Dans le prolongement de ce que je vous disais, nous savons que les hoarders jettent parfois leur dévolu sur des animaux malades ou abandonnés, renforçant ainsi leur sentiment de faire une bonne action, un acte de charité même. Comme dans l'exemple rochefortais, ils les laissent également souvent se reproduire sans limite, et sans avoir ensuite le cœur de donner les petits.
Une perspective de toute façon illusoire, puisque les hoarders sont persuadés que les animaux vivent bien avec eux, et qu'ils seraient malheureux ailleurs.
Sans faire de psychologie de comptoir, sait-on d'où vient l'origine de ce mal que les Américains semblent d'ailleurs mieux connaître que nous ?
Les principales victimes sont donc des femmes, sans doute parce que certaines éprouvent le besoin de « protéger ». Beaucoup antropomorphisent ces animaux, les considérant parfois comme des enfants de substitution.
Selon les médecins qui ont enquêté sur cette pathologie, les hoarders ont souvent souffert de mauvaises relations avec leurs parents durant l'enfance. Les animaux étant alors pour eux le seul moyen de combler un vide affectif, et généralement aussi le seul élément stable de la famille. Mais si les hoarders sont la plupart du temps bien éduqués, chez d'autres la négligence envers les animaux s'étend à toute la maison.

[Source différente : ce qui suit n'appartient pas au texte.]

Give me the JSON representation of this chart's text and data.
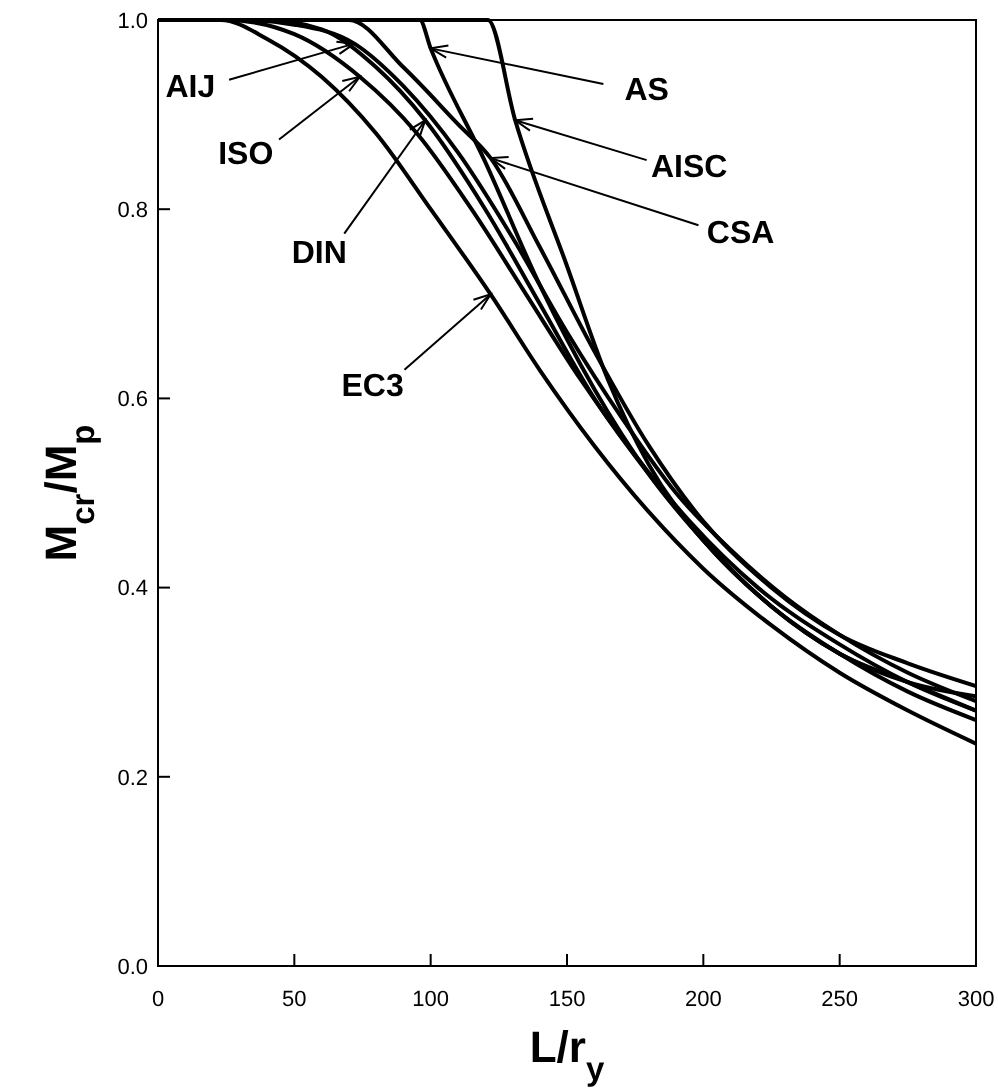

On note régulièrement une dégradation de l'état sanitaire, sans oublier que le hoarder ne prend pas beaucoup soin de lui.
S'il s'agit bien d'une maladie, les poursuites pénales ne servent donc pas à grand-chose ?
Sauf que ce comportement est une forme de cruauté.
Il faudrait interdire à ces personnes de posséder des animaux, même si, en pratique, c'est quasiment impossible à vérifier. Sauf aux États-Unis, où il existe une police animale. De nombreux cas de hoarding y sont ainsi détectés.
Hélas souvent le dialogue empire les choses, puisque le hoarder se fait passer pour la victime de ceux qui n'aiment pas les animaux.
L'engouement pour les NAC (nouveaux animaux de compagnie) risque également d'accroître encore un peu plus ce phénomène en France…
Malheureusement, oui. Rongeurs, oiseaux, poissons sont de petits animaux faciles à « entasser ». La plupart d'entre eux sont moins bruyants que les chiens, et moins mobiles que les chats. On peut aussi les laisser en cage en permanence, et en accumuler des dizaines dans une seule pièce.
Certains hoarders cachent même leur pathologie sous l'étiquette « élevage ». C'est ainsi que nous voyons de plus en plus d'éleveurs de petites bêtes - dont certains ont pignon sur rue - qui ne sont en fait que des hoarders.
(1) Aux éditions De Vecchi
Deux cas cette année à Rochefort
L'arche de Noé version sordide. En poussant la porte du petit studio de la rue du commandant Ménard à la veille du week-end, l'enquêtrice de la Fondation Bardot est tombée nez à nez avec un spectacle jusqu'alors inédit. Dans 20 mètres carrés s'entassaient pêle-mêle 17 chats, une quarantaine de rats, mais aussi des oiseaux, tortues de Floride, poissons exotiques, cochons d'Inde, hamsters, furets, écureuils de Corée, souris et autres lapins.
Après le dépôt d'une main courante au commissariat qui pourrait déboucher sur une plainte, certains se souviennent qu'une première affaire de ce type avait secoué Rochefort au mois de février. Sur fond de misère sociale et psychologique, les policiers avaient alors découvert une dizaine de chats, deux lapins, 17 cochons d'Inde, deux perruches, quelques tortues et chinchillas abandonnés à leur triste sort.
Ils se mangeaient entre eux
Plus frappant encore, le cas de vendredi serait même inédit dans la région. 200 animaux e dans une pièce sans électricité. Pourtant rodée à ce genre de scène, Marie-Claire Pénot confirme n'avoir « jamais vu une chose pareille ». Souffrant depuis de cauchemars, l'inspectrice de la Fondation Bardot aura tout de même réussi à placer la majorité des animaux en refuges. « À notre arrivée, certains se mangeaient entre eux, quelques-uns étaient morts, et beaucoup d'autres malades. »
Selon nos informations, cette ménagerie aurait été tant bien que mal entretenue par une jeune femme d'une trentaine d'années qui rentrait chaq ue soir dormir chez sa mère. Prévenue d'une intervention imminente, celle-ci aurait quitté les lieux en laissant un mot évoquant ses difficultés financières.